Adding to the story’s difficulty factor, neither Pizzey nor Jansing covers the Vatican as a full-time beat. He travels to hot spots throughout the world; she anchors her own weekday show on MSNBC and reports for NBC News.

Part-time Pope-ologists “will never infiltrate the machinations of the Vatican,” Pizzey explains. He gets intel from European journalists on full-time Vatican duty. “It’s a relatively collegial atmosphere,” he says. “Not like something you’d experience in the States.”

By church canon, the conclave to elect the next Pope is supposed to begin March 15 in Rome. Given that Benedict is still living, however, it may start earlier, according to the Vatican. A total of 117 cardinals from around the world will gather.

To Jansing, a lifelong Catholic, the Vatican holds special significance. (Her first visit “was extremely emotional,” she recalls.) In 2004, she arranged for her mother and her sister, who was

very ill at the time, to have an audience with John Paul II. Her sister later died.

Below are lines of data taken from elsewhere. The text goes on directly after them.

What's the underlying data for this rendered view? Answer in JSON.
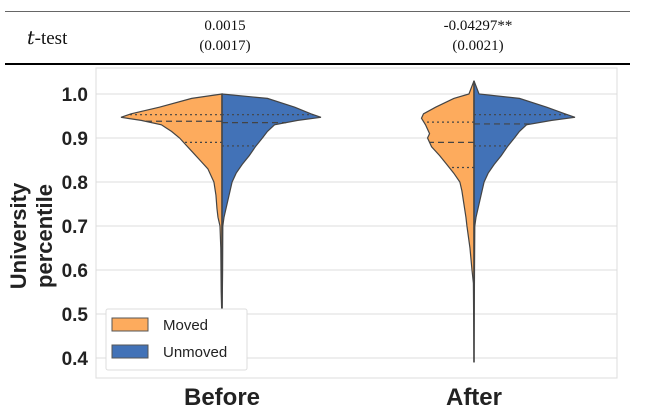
{
  "table": {
    "row_label_italic": "t",
    "row_label_rest": "-test",
    "cells": [
      {
        "value": "0.0015",
        "se": "(0.0017)"
      },
      {
        "value": "-0.04297**",
        "se": "(0.0021)"
      }
    ]
  },
  "chart_data": {
    "type": "violin",
    "ylabel": "University percentile",
    "ylim": [
      0.38,
      1.04
    ],
    "yticks": [
      "0.4",
      "0.5",
      "0.6",
      "0.7",
      "0.8",
      "0.9",
      "1.0"
    ],
    "categories": [
      "Before",
      "After"
    ],
    "legend": {
      "placement": "lower-left",
      "entries": [
        {
          "label": "Moved",
          "color": "#fdab5d"
        },
        {
          "label": "Unmoved",
          "color": "#4272b7"
        }
      ]
    },
    "grid": true,
    "groups": [
      {
        "category": "Before",
        "range": [
          0.48,
          1.0
        ],
        "moved": {
          "quartiles": [
            0.89,
            0.938,
            0.953
          ],
          "density": [
            [
              1.0,
              0
            ],
            [
              0.99,
              0.3
            ],
            [
              0.97,
              0.62
            ],
            [
              0.955,
              0.9
            ],
            [
              0.947,
              1.0
            ],
            [
              0.94,
              0.8
            ],
            [
              0.93,
              0.6
            ],
            [
              0.915,
              0.5
            ],
            [
              0.9,
              0.42
            ],
            [
              0.885,
              0.36
            ],
            [
              0.87,
              0.3
            ],
            [
              0.85,
              0.22
            ],
            [
              0.83,
              0.14
            ],
            [
              0.81,
              0.1
            ],
            [
              0.8,
              0.08
            ],
            [
              0.77,
              0.06
            ],
            [
              0.74,
              0.05
            ],
            [
              0.72,
              0.04
            ],
            [
              0.7,
              0.02
            ],
            [
              0.65,
              0.012
            ],
            [
              0.55,
              0.008
            ],
            [
              0.48,
              0
            ]
          ]
        },
        "unmoved": {
          "quartiles": [
            0.882,
            0.935,
            0.953
          ],
          "density": [
            [
              1.0,
              0
            ],
            [
              0.99,
              0.45
            ],
            [
              0.97,
              0.72
            ],
            [
              0.955,
              0.88
            ],
            [
              0.947,
              0.98
            ],
            [
              0.94,
              0.75
            ],
            [
              0.93,
              0.52
            ],
            [
              0.915,
              0.45
            ],
            [
              0.9,
              0.4
            ],
            [
              0.88,
              0.33
            ],
            [
              0.86,
              0.27
            ],
            [
              0.84,
              0.2
            ],
            [
              0.82,
              0.14
            ],
            [
              0.8,
              0.1
            ],
            [
              0.78,
              0.08
            ],
            [
              0.75,
              0.05
            ],
            [
              0.72,
              0.02
            ],
            [
              0.7,
              0.008
            ],
            [
              0.6,
              0.006
            ],
            [
              0.48,
              0
            ]
          ]
        }
      },
      {
        "category": "After",
        "range": [
          0.39,
          1.03
        ],
        "moved": {
          "quartiles": [
            0.833,
            0.89,
            0.936
          ],
          "density": [
            [
              1.03,
              0
            ],
            [
              1.0,
              0.05
            ],
            [
              0.99,
              0.2
            ],
            [
              0.97,
              0.38
            ],
            [
              0.955,
              0.5
            ],
            [
              0.945,
              0.52
            ],
            [
              0.93,
              0.48
            ],
            [
              0.91,
              0.44
            ],
            [
              0.9,
              0.46
            ],
            [
              0.88,
              0.42
            ],
            [
              0.86,
              0.34
            ],
            [
              0.84,
              0.27
            ],
            [
              0.82,
              0.2
            ],
            [
              0.8,
              0.14
            ],
            [
              0.78,
              0.12
            ],
            [
              0.75,
              0.1
            ],
            [
              0.72,
              0.08
            ],
            [
              0.7,
              0.07
            ],
            [
              0.65,
              0.04
            ],
            [
              0.6,
              0.02
            ],
            [
              0.57,
              0.006
            ],
            [
              0.39,
              0
            ]
          ]
        },
        "unmoved": {
          "quartiles": [
            0.882,
            0.932,
            0.953
          ],
          "density": [
            [
              1.03,
              0
            ],
            [
              1.0,
              0.05
            ],
            [
              0.99,
              0.45
            ],
            [
              0.97,
              0.72
            ],
            [
              0.955,
              0.9
            ],
            [
              0.947,
              1.0
            ],
            [
              0.94,
              0.77
            ],
            [
              0.93,
              0.52
            ],
            [
              0.915,
              0.45
            ],
            [
              0.9,
              0.4
            ],
            [
              0.88,
              0.33
            ],
            [
              0.86,
              0.27
            ],
            [
              0.84,
              0.2
            ],
            [
              0.82,
              0.14
            ],
            [
              0.8,
              0.1
            ],
            [
              0.78,
              0.08
            ],
            [
              0.75,
              0.05
            ],
            [
              0.72,
              0.02
            ],
            [
              0.7,
              0.008
            ],
            [
              0.6,
              0.005
            ],
            [
              0.39,
              0
            ]
          ]
        }
      }
    ]
  }
}
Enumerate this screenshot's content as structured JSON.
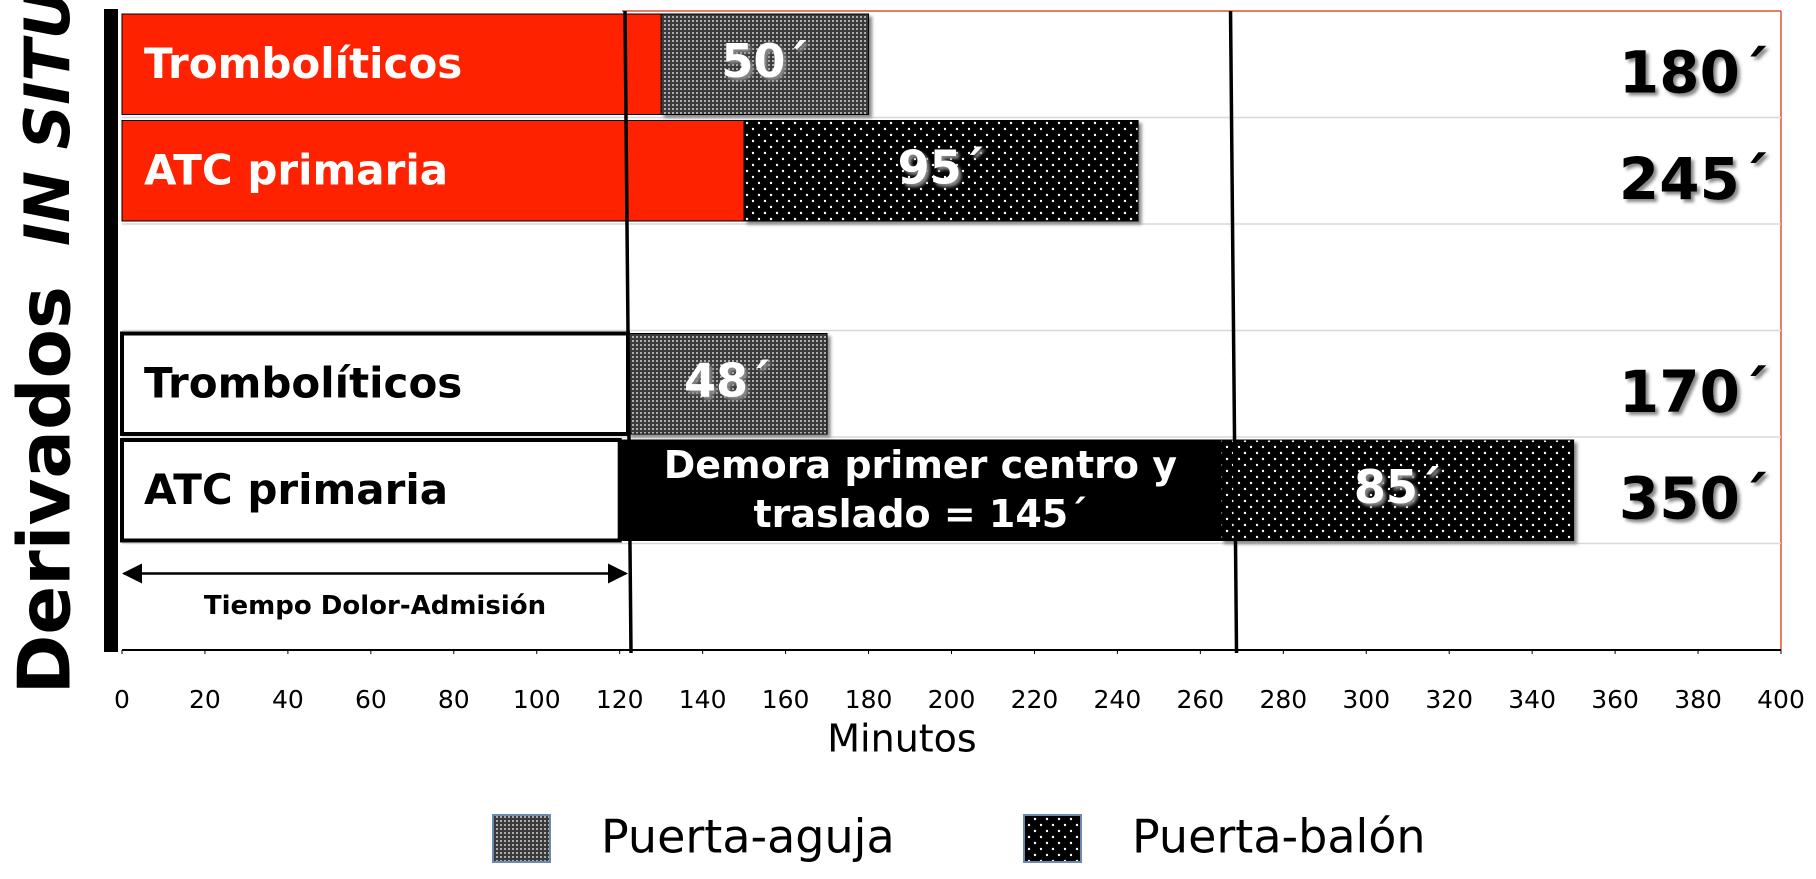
{
  "chart_data": {
    "type": "stacked-barh",
    "groups": [
      "IN SITU",
      "Derivados"
    ],
    "categories": [
      "Trombolíticos",
      "ATC primaria",
      "Trombolíticos",
      "ATC primaria"
    ],
    "series": [
      {
        "color": "#ff2200",
        "values": [
          130,
          150,
          null,
          null
        ]
      },
      {
        "color": "#ffffff",
        "values": [
          null,
          null,
          122,
          120
        ]
      },
      {
        "color": "#000000",
        "values": [
          null,
          null,
          null,
          145
        ],
        "value_labels": [
          null,
          null,
          null,
          "Demora primer centro y traslado = 145´"
        ]
      },
      {
        "name": "Puerta-aguja",
        "color": "#444444",
        "pattern": "fine-dots",
        "values": [
          50,
          null,
          48,
          null
        ],
        "value_labels": [
          "50´",
          null,
          "48´",
          null
        ]
      },
      {
        "name": "Puerta-balón",
        "color": "#000000",
        "pattern": "sparse-dots",
        "values": [
          null,
          95,
          null,
          85
        ],
        "value_labels": [
          null,
          "95´",
          null,
          "85´"
        ]
      }
    ],
    "totals": [
      180,
      245,
      170,
      350
    ],
    "total_labels": [
      "180´",
      "245´",
      "170´",
      "350´"
    ],
    "reference_lines": [
      122,
      268
    ],
    "annotation": {
      "text": "Tiempo Dolor-Admisión",
      "from": 0,
      "to": 122
    },
    "xlabel": "Minutos",
    "xlim": [
      0,
      400
    ],
    "xticks": [
      0,
      20,
      40,
      60,
      80,
      100,
      120,
      140,
      160,
      180,
      200,
      220,
      240,
      260,
      280,
      300,
      320,
      340,
      360,
      380,
      400
    ],
    "grid": true,
    "legend": "bottom"
  }
}
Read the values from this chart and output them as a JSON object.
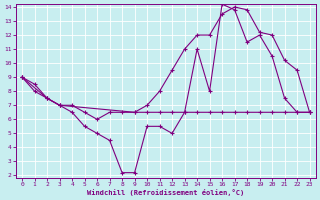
{
  "xlabel": "Windchill (Refroidissement éolien,°C)",
  "background_color": "#c8eef0",
  "grid_color": "#ffffff",
  "line_color": "#800080",
  "ylim": [
    2,
    14
  ],
  "xlim": [
    -0.5,
    23.5
  ],
  "yticks": [
    2,
    3,
    4,
    5,
    6,
    7,
    8,
    9,
    10,
    11,
    12,
    13,
    14
  ],
  "xticks": [
    0,
    1,
    2,
    3,
    4,
    5,
    6,
    7,
    8,
    9,
    10,
    11,
    12,
    13,
    14,
    15,
    16,
    17,
    18,
    19,
    20,
    21,
    22,
    23
  ],
  "line1_x": [
    0,
    1,
    2,
    3,
    4,
    5,
    6,
    7,
    8,
    9,
    10,
    11,
    12,
    13,
    14,
    15,
    16,
    17,
    18,
    19,
    20,
    21,
    22,
    23
  ],
  "line1_y": [
    9,
    8,
    7.5,
    7,
    6.5,
    5.5,
    5.0,
    4.5,
    2.2,
    2.2,
    5.5,
    5.5,
    5.0,
    6.5,
    11.0,
    8.0,
    14.2,
    13.8,
    11.5,
    12.0,
    10.5,
    7.5,
    6.5,
    6.5
  ],
  "line2_x": [
    0,
    1,
    2,
    3,
    4,
    5,
    6,
    7,
    8,
    9,
    10,
    11,
    12,
    13,
    14,
    15,
    16,
    17,
    18,
    19,
    20,
    21,
    22,
    23
  ],
  "line2_y": [
    9,
    8.5,
    7.5,
    7,
    7,
    6.5,
    6.0,
    6.5,
    6.5,
    6.5,
    6.5,
    6.5,
    6.5,
    6.5,
    6.5,
    6.5,
    6.5,
    6.5,
    6.5,
    6.5,
    6.5,
    6.5,
    6.5,
    6.5
  ],
  "line3_x": [
    0,
    2,
    3,
    9,
    10,
    11,
    12,
    13,
    14,
    15,
    16,
    17,
    18,
    19,
    20,
    21,
    22,
    23
  ],
  "line3_y": [
    9,
    7.5,
    7,
    6.5,
    7.0,
    8.0,
    9.5,
    11.0,
    12.0,
    12.0,
    13.5,
    14.0,
    13.8,
    12.2,
    12.0,
    10.2,
    9.5,
    6.5
  ]
}
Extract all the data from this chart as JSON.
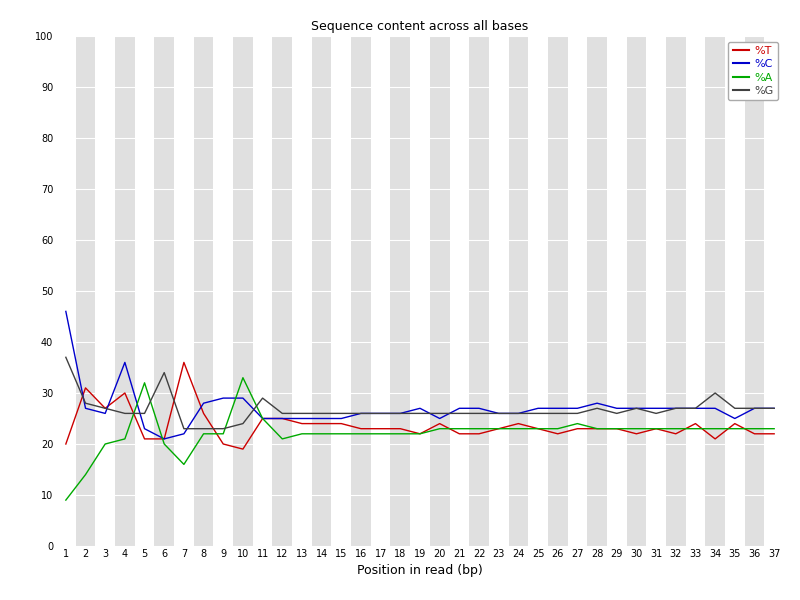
{
  "title": "Sequence content across all bases",
  "xlabel": "Position in read (bp)",
  "xlim_min": 0.5,
  "xlim_max": 37.5,
  "ylim": [
    0,
    100
  ],
  "yticks": [
    0,
    10,
    20,
    30,
    40,
    50,
    60,
    70,
    80,
    90,
    100
  ],
  "xticks": [
    1,
    2,
    3,
    4,
    5,
    6,
    7,
    8,
    9,
    10,
    11,
    12,
    13,
    14,
    15,
    16,
    17,
    18,
    19,
    20,
    21,
    22,
    23,
    24,
    25,
    26,
    27,
    28,
    29,
    30,
    31,
    32,
    33,
    34,
    35,
    36,
    37
  ],
  "positions": [
    1,
    2,
    3,
    4,
    5,
    6,
    7,
    8,
    9,
    10,
    11,
    12,
    13,
    14,
    15,
    16,
    17,
    18,
    19,
    20,
    21,
    22,
    23,
    24,
    25,
    26,
    27,
    28,
    29,
    30,
    31,
    32,
    33,
    34,
    35,
    36,
    37
  ],
  "T": [
    20,
    31,
    27,
    30,
    21,
    21,
    36,
    26,
    20,
    19,
    25,
    25,
    24,
    24,
    24,
    23,
    23,
    23,
    22,
    24,
    22,
    22,
    23,
    24,
    23,
    22,
    23,
    23,
    23,
    22,
    23,
    22,
    24,
    21,
    24,
    22,
    22
  ],
  "C": [
    46,
    27,
    26,
    36,
    23,
    21,
    22,
    28,
    29,
    29,
    25,
    25,
    25,
    25,
    25,
    26,
    26,
    26,
    27,
    25,
    27,
    27,
    26,
    26,
    27,
    27,
    27,
    28,
    27,
    27,
    27,
    27,
    27,
    27,
    25,
    27,
    27
  ],
  "A": [
    9,
    14,
    20,
    21,
    32,
    20,
    16,
    22,
    22,
    33,
    25,
    21,
    22,
    22,
    22,
    22,
    22,
    22,
    22,
    23,
    23,
    23,
    23,
    23,
    23,
    23,
    24,
    23,
    23,
    23,
    23,
    23,
    23,
    23,
    23,
    23,
    23
  ],
  "G": [
    37,
    28,
    27,
    26,
    26,
    34,
    23,
    23,
    23,
    24,
    29,
    26,
    26,
    26,
    26,
    26,
    26,
    26,
    26,
    26,
    26,
    26,
    26,
    26,
    26,
    26,
    26,
    27,
    26,
    27,
    26,
    27,
    27,
    30,
    27,
    27,
    27
  ],
  "T_color": "#cc0000",
  "C_color": "#0000cc",
  "A_color": "#00aa00",
  "G_color": "#404040",
  "bg_color": "#ffffff",
  "band_color_dark": "#e0e0e0",
  "band_color_light": "#ffffff",
  "grid_color": "#ffffff",
  "legend_labels": [
    "%T",
    "%C",
    "%A",
    "%G"
  ],
  "legend_colors": [
    "#cc0000",
    "#0000cc",
    "#00aa00",
    "#404040"
  ],
  "title_fontsize": 9,
  "tick_fontsize": 7,
  "xlabel_fontsize": 9
}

Speaking of family, Jansing’s could start its own parish. Her father, a factory worker, and mother, a baker, produced 12 children – seven boys, five girls. As the youngest, Jansing learned quickly how to navigate chaos. At mealtimes, for example, “get there first.”

Their house had three bedrooms –one for boys, one for girls, one for parents. For the first two years of her life, Jansing slept in a drawer in her parent’s room and a crib in the hallway, she says. Two of her brothers still live in the house.

For even more togetherness, the family shared one bathroom. Bathroom time “was horrible,” Jansing remembers. “You had to fend for yourself.” In desperate situations, you ran next door, to grandma’s house.

Back to the Vatican, Pizzey says the Papal election can’t be covered like a horse race because “we don’t know which horses are in the running.” Of course, that doesn’t stop correspondents from creating their own lists of possible hopefuls.

Unlike presidential candidates, however, the last thing a would-be Pope wants to be is a frontrunner, in Pizzey’s view.

“Frontrunners almost never win,” he says. “Anybody who wants the job doesn’t understand what it is. They’re thought of as too ambitious. An endless amount of politicking goes on behind the scenes.”

Pizzey and Jansing agree that one of the toughest parts of the story will be determining whether the smoke coming from the Vatican chimney is white (a new Pope has been elected) or black (no winner yet.)

In 2005, against a grey evening sky, it was hard to make out the color, they say. It wasn’t until the church bells began ringing that the world knew for sure the deal was done.